The revision followed ACNB's first-quarter earnings report for 2024, which showed earnings per share (EPS) of $0.80. After accounting for minor securities gains, the core EPS was calculated at $0.79, slightly missing the mark set by both Piper Sandler and the consensus estimate of $0.80.

ACNB's financial performance in the quarter revealed a mix of hits and misses relative to expectations. The bank's provisioning was $0.03 lower than anticipated, which was a positive note. Additionally, fee income exceeded forecasts by a penny, buoyed by improved insurance revenues.

However, these gains were counterbalanced by higher-than-expected operating expenses, which exceeded projections by $0.04, and net interest income (NII) that was a penny below expectations.

The bank's net interest margin (NIM) experienced a notable decline during the quarter. The NIM contracted by 16 basis points, settling at 3.77%, which was a sharper decrease than Piper Sandler had projected. The firm had anticipated a more modest decline of 3 basis points. Despite this contraction, ACNB's loan growth during the period was stronger than expected, providing some balance to the bank's financial dynamics.

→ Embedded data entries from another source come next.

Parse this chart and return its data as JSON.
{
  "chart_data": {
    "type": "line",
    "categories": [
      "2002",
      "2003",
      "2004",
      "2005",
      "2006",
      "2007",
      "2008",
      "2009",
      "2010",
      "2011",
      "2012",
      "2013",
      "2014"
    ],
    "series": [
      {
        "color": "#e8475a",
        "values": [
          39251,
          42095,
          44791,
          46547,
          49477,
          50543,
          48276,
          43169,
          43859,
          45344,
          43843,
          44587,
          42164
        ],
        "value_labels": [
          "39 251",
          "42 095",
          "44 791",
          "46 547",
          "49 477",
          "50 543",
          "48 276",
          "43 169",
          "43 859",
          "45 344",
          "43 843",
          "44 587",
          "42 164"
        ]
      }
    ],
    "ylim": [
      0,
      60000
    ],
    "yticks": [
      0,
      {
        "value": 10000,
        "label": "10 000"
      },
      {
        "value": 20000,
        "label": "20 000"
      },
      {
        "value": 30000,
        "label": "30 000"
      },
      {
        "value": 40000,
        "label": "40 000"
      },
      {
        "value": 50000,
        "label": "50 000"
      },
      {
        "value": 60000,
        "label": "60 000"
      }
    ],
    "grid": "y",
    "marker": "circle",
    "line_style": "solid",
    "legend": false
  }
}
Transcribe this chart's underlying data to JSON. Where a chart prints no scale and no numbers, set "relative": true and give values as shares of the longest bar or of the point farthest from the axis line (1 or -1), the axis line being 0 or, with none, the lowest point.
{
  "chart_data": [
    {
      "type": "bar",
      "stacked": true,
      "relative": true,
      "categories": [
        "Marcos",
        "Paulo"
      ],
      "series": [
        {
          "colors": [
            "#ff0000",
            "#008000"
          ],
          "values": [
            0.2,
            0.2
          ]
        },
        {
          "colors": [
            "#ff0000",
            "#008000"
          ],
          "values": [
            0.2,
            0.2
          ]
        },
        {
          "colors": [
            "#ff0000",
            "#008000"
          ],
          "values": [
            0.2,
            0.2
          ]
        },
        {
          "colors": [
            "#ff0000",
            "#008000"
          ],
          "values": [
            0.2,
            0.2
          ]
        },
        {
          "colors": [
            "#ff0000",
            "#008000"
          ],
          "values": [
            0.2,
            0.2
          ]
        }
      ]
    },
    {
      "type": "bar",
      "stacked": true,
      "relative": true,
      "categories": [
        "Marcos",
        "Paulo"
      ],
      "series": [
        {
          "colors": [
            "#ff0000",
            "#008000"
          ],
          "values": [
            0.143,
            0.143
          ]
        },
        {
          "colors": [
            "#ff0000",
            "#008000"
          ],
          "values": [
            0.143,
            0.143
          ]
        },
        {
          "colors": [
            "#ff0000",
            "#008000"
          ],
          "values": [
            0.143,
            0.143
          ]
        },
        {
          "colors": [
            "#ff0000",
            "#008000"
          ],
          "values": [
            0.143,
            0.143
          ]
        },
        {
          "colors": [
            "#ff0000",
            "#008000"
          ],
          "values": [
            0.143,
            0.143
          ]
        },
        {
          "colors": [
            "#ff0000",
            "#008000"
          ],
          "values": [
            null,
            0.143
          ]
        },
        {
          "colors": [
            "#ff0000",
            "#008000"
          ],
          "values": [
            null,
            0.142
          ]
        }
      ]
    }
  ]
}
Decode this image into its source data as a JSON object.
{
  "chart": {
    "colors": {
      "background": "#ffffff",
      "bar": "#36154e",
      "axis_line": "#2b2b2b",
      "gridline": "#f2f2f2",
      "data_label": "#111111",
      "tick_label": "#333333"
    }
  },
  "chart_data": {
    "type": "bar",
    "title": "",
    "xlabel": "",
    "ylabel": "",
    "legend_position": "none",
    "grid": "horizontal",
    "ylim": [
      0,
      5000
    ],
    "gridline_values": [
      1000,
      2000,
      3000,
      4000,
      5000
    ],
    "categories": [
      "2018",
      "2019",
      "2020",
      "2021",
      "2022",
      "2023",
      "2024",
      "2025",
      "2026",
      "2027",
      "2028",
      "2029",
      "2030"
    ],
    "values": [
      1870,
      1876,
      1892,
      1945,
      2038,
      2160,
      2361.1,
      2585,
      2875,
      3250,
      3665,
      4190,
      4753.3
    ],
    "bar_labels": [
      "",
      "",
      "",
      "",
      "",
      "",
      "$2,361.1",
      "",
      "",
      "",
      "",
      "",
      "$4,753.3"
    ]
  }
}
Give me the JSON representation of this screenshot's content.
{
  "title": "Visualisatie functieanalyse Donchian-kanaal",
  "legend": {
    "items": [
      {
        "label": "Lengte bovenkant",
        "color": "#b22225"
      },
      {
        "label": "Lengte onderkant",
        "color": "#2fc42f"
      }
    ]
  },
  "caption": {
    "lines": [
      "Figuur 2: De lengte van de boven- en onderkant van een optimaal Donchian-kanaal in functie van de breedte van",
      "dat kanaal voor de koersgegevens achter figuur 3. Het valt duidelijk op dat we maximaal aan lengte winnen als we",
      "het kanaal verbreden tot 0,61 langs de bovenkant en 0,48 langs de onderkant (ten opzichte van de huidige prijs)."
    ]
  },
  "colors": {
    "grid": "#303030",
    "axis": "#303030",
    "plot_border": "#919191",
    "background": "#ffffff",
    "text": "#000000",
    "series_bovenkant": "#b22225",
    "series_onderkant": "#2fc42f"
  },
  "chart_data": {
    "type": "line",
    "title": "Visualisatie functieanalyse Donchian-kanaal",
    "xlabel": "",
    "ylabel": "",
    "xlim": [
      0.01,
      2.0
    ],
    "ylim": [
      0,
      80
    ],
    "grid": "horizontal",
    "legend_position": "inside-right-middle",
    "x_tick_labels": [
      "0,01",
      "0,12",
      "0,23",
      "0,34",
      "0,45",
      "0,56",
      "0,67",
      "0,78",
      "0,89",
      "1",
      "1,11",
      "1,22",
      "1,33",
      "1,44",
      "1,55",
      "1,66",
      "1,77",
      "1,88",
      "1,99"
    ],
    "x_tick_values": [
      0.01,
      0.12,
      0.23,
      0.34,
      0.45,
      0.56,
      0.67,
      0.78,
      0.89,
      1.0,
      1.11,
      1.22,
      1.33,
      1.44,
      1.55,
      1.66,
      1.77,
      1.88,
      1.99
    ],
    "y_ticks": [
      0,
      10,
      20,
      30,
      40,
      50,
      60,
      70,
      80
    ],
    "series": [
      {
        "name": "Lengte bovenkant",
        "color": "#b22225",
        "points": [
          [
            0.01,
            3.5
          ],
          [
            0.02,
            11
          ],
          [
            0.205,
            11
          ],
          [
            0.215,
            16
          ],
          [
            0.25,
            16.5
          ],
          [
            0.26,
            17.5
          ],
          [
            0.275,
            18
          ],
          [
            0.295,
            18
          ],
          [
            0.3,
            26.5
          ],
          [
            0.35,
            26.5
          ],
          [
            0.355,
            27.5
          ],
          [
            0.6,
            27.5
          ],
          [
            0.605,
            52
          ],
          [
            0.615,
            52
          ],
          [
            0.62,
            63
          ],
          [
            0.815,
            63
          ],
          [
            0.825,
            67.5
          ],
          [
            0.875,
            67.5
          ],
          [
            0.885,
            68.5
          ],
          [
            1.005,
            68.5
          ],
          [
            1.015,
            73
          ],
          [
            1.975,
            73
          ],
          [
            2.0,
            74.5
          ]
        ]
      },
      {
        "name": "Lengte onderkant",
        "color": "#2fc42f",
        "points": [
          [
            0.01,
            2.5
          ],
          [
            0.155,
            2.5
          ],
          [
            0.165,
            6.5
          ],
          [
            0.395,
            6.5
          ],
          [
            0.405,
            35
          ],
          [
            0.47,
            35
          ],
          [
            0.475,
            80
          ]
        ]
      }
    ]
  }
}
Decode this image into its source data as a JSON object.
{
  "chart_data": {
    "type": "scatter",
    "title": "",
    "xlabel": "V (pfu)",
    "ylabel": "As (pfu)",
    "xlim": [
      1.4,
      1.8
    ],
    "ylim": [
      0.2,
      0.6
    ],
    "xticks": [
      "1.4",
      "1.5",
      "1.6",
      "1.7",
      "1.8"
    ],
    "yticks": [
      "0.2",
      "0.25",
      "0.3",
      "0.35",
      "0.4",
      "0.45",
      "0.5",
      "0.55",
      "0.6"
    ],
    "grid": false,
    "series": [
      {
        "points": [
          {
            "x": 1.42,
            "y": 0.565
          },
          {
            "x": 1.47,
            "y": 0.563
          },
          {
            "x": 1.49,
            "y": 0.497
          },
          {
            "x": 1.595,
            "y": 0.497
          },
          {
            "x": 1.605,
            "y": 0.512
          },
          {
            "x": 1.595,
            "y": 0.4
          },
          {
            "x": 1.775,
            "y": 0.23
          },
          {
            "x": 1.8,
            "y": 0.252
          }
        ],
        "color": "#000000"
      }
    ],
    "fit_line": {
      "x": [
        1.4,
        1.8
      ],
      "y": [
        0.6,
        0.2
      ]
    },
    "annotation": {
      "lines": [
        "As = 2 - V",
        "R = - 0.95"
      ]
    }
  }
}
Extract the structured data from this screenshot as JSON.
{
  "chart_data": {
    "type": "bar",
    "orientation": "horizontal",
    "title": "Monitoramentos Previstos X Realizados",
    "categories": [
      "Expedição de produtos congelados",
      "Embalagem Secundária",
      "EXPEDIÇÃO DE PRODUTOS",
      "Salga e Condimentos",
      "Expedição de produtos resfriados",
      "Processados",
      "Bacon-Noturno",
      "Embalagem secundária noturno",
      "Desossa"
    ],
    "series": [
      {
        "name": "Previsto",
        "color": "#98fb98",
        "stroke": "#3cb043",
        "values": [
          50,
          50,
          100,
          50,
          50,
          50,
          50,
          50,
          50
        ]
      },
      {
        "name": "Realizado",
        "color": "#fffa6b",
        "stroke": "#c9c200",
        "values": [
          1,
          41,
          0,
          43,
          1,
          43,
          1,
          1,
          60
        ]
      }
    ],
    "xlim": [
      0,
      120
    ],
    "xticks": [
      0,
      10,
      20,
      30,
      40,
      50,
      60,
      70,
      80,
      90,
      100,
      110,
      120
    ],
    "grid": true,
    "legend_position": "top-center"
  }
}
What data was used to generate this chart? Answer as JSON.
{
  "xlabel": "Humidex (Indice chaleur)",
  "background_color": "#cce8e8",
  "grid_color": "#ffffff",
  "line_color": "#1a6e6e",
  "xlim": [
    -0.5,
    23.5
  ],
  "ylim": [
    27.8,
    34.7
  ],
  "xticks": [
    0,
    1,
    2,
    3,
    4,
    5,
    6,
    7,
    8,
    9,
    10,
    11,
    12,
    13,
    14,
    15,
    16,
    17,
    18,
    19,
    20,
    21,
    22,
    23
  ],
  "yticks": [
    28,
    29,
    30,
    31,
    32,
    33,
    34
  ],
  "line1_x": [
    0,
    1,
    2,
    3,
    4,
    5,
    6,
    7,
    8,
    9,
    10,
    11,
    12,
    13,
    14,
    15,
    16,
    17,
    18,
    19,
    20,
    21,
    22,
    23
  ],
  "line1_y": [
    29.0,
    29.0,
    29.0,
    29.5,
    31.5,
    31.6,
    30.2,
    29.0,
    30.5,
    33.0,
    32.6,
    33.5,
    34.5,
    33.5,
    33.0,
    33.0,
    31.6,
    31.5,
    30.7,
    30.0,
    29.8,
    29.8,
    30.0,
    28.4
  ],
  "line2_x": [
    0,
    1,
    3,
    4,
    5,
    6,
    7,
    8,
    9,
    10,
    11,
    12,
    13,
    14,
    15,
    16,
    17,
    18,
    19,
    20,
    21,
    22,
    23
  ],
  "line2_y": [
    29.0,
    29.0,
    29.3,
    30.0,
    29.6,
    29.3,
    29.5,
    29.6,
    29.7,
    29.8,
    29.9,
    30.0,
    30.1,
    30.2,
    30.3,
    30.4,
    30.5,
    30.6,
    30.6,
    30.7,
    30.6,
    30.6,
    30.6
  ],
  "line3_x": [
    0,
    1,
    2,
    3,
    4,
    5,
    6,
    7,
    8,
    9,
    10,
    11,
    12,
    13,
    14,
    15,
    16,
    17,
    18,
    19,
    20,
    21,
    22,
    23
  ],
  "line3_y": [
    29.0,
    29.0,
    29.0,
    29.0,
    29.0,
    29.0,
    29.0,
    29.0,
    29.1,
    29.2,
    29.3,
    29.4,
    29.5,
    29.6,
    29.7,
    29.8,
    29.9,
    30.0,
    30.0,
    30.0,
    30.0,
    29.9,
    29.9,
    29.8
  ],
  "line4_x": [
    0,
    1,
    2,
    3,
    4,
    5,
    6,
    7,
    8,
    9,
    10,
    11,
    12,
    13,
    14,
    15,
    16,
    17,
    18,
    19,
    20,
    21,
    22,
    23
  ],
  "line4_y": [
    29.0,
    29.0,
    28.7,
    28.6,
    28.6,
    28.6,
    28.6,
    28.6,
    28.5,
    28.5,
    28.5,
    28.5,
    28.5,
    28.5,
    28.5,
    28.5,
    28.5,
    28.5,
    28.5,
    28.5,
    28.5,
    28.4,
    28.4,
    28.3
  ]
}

The price target adjustment reflects the mixed financial results and the operational challenges faced by ACNB. With the bank's NIM continuing to normalize lower than expected, the revised price target suggests a cautious outlook on the bank's near-term financial trajectory. Piper Sandler's neutral stance remains unchanged, indicating a wait-and-see approach to the bank's stock as the market processes the latest financial data.